Does this system induce more convergent responses? If so, can we extrapolate the results from this system to the full alpha-beta response?
Such a model, compared to conventional mice, is much more powerful in terms of the ability of monitoring convergent TCR responses. At the same time, it behaves natural, mice live almost normally, so we believe it reflects natural behaviour of the full fledged alpha-beta T cell repertoire.
- Is the lack of similarity of other tissues to Lung/MLN due to a lack of a response?
As indicated in the title of the corresponding mini-chapter: “eTreg repertoire upon lung challenge is reflected in the draining lymph node”. And conclusion of this mini-chapter is that “these results demonstrate the selective tissue localization of the antigen-focused Treg response. ”
Can you do a dendrogram like 2a for the other tissues to better clarify what is going on there? There is space in the supplementary material.
We built lots of those, but in such single dimension mostly they are less informative compared to 2D MDS plots.
- Figure 5 seems a bit out of place as it looks more related to Figure 2. It could maybe be integrated there, sent to supplementary or become Figure 3?
This is a different story, about resident Tregs, irrespective of the challenge.
The whole explanation is here in the text:
“Global CDR3α cluster analysis revealed that characteristic eTreg TCR motifs were present in distinct lymphatic tissues, including spleen and thymus, irrespective of the applied challenge (Supplementary Fig. 1). To better illustrate this phenomenon, we performed MDS analysis of CDR3α repertoires for distinct lymphatic tissues, excluding the lungs due to their otherwise dominant response to the current challenge. This analysis demonstrated close proximity of eTreg repertoires obtained from the same lymphatic tissues upon all lung challenges and across all animals (Fig. 5a, b). These results indicate that distinct antigenic specificities are generally characteristic for eTreg cells that preferentially reside in particular lymphatic niches. Notably, the convergence of lymphatic tissue-resident TCR repertoires was less prominent for the eCD4 T cells (Fig. 5c, d).”
And in the abstract:
“Additionally, our TCRα repertoire analysis demonstrated that distinct antigenic specificities are characteristic for eTreg cells residing in particular lymphatic tissues, regardless of the challenge, revealing the homing-specific, antigen-specific resident Treg populations. ”

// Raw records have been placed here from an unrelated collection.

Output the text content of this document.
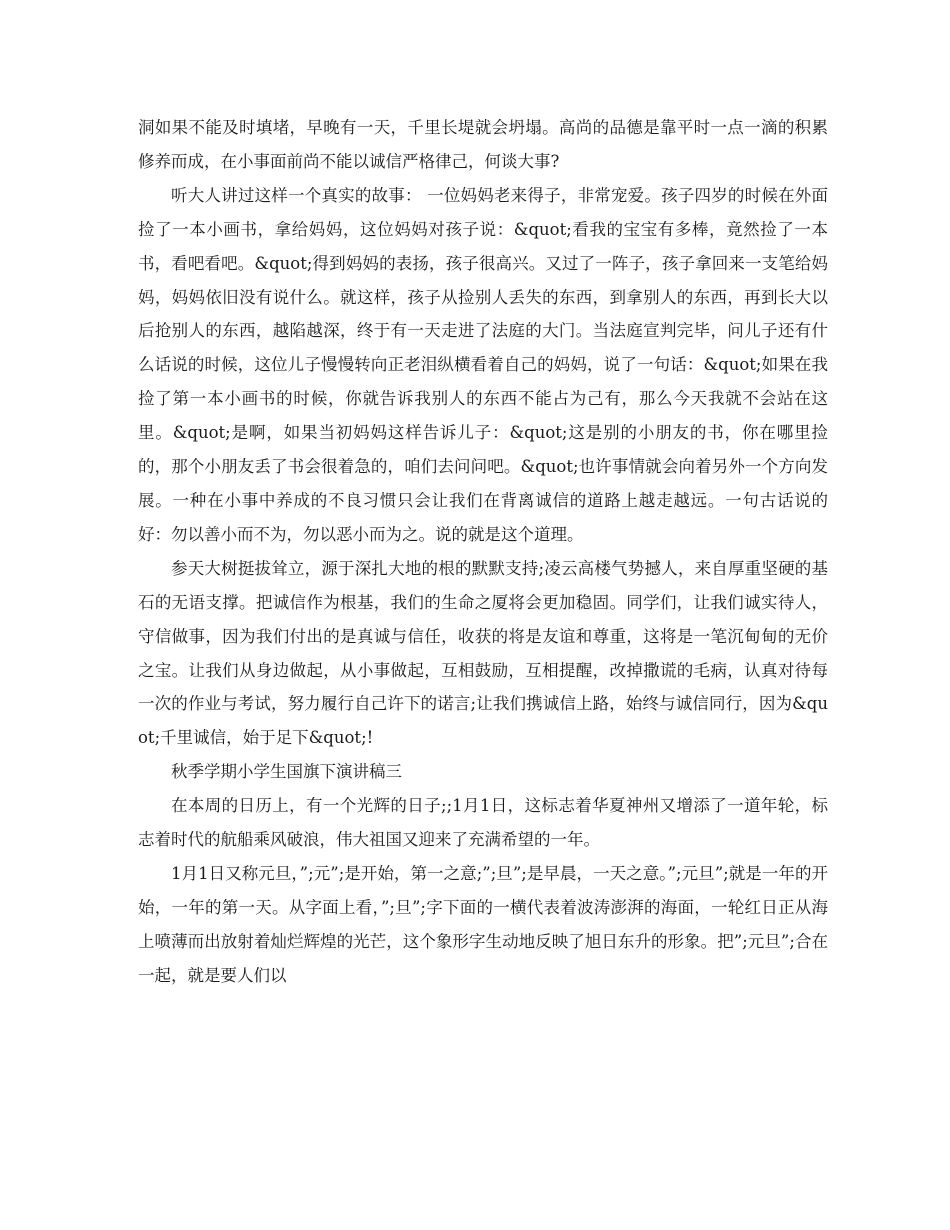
洞如果不能及时填堵，早晚有一天，千里长堤就会坍塌。高尚的品德是靠平时一点一滴的积累修养而成，在小事面前尚不能以诚信严格律己，何谈大事?

听大人讲过这样一个真实的故事： 一位妈妈老来得子，非常宠爱。孩子四岁的时候在外面捡了一本小画书，拿给妈妈，这位妈妈对孩子说：&quot;看我的宝宝有多棒，竟然捡了一本书，看吧看吧。&quot;得到妈妈的表扬，孩子很高兴。又过了一阵子，孩子拿回来一支笔给妈妈，妈妈依旧没有说什么。就这样，孩子从捡别人丢失的东西，到拿别人的东西，再到长大以后抢别人的东西，越陷越深，终于有一天走进了法庭的大门。当法庭宣判完毕，问儿子还有什么话说的时候，这位儿子慢慢转向正老泪纵横看着自己的妈妈，说了一句话：&quot;如果在我捡了第一本小画书的时候，你就告诉我别人的东西不能占为己有，那么今天我就不会站在这里。&quot;是啊，如果当初妈妈这样告诉儿子：&quot;这是别的小朋友的书，你在哪里捡的，那个小朋友丢了书会很着急的，咱们去问问吧。&quot;也许事情就会向着另外一个方向发展。一种在小事中养成的不良习惯只会让我们在背离诚信的道路上越走越远。一句古话说的好：勿以善小而不为，勿以恶小而为之。说的就是这个道理。

参天大树挺拔耸立，源于深扎大地的根的默默支持;凌云高楼气势撼人，来自厚重坚硬的基石的无语支撑。把诚信作为根基，我们的生命之厦将会更加稳固。同学们，让我们诚实待人，守信做事，因为我们付出的是真诚与信任，收获的将是友谊和尊重，这将是一笔沉甸甸的无价之宝。让我们从身边做起，从小事做起，互相鼓励，互相提醒，改掉撒谎的毛病，认真对待每一次的作业与考试，努力履行自己许下的诺言;让我们携诚信上路，始终与诚信同行，因为&quot;千里诚信，始于足下&quot;!

秋季学期小学生国旗下演讲稿三

在本周的日历上，有一个光辉的日子;;1月1日，这标志着华夏神州又增添了一道年轮，标志着时代的航船乘风破浪，伟大祖国又迎来了充满希望的一年。

1月1日又称元旦，”;元”;是开始，第一之意;”;旦”;是早晨，一天之意。”;元旦”;就是一年的开始，一年的第一天。从字面上看，”;旦”;字下面的一横代表着波涛澎湃的海面，一轮红日正从海上喷薄而出放射着灿烂辉煌的光芒，这个象形字生动地反映了旭日东升的形象。把”;元旦”;合在一起，就是要人们以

- Have you explored more systematically the role of individual variability? If you stratify by individual, do you observe any trend? If not this is also an interesting observation to highlight and discuss.
This is inside the calculations and figures/ one dot = 1 mice, so this natural variation is there inside.
- Regarding the MDS plots: why are 2 dimensions the right amount? Maybe with 3, you can see both tissue specificity and stimuli contributions. Can you do a stress vs # dimensions plot to check what should be the right amount of dimensions to more accurately reproduce the distance matrix?
Tissue specificity and stimuli contribution is hard to distinguish without focussing on appropriate samples, as we did on Fig. 3 and 5. The work is already not that simple as is, and attempting to analyse this in multidimensional space is far beyond our current abilities. But this is an interesting point for future work, thank you.
- Figure 2: A better resolution is needed in order to properly resolve the logo plots at the bottom.
Yes, we worked on Figures, and also provide new Supplementary Figure with all the logos.
- No code or data are made available. There is also a lack of supplementary figures that complement and expand the results presented in the main text.
We believe that the main text, although succinct, contains lots of information to analyse and conclusions (preliminary) to make. So we do not see it rational to overload it further.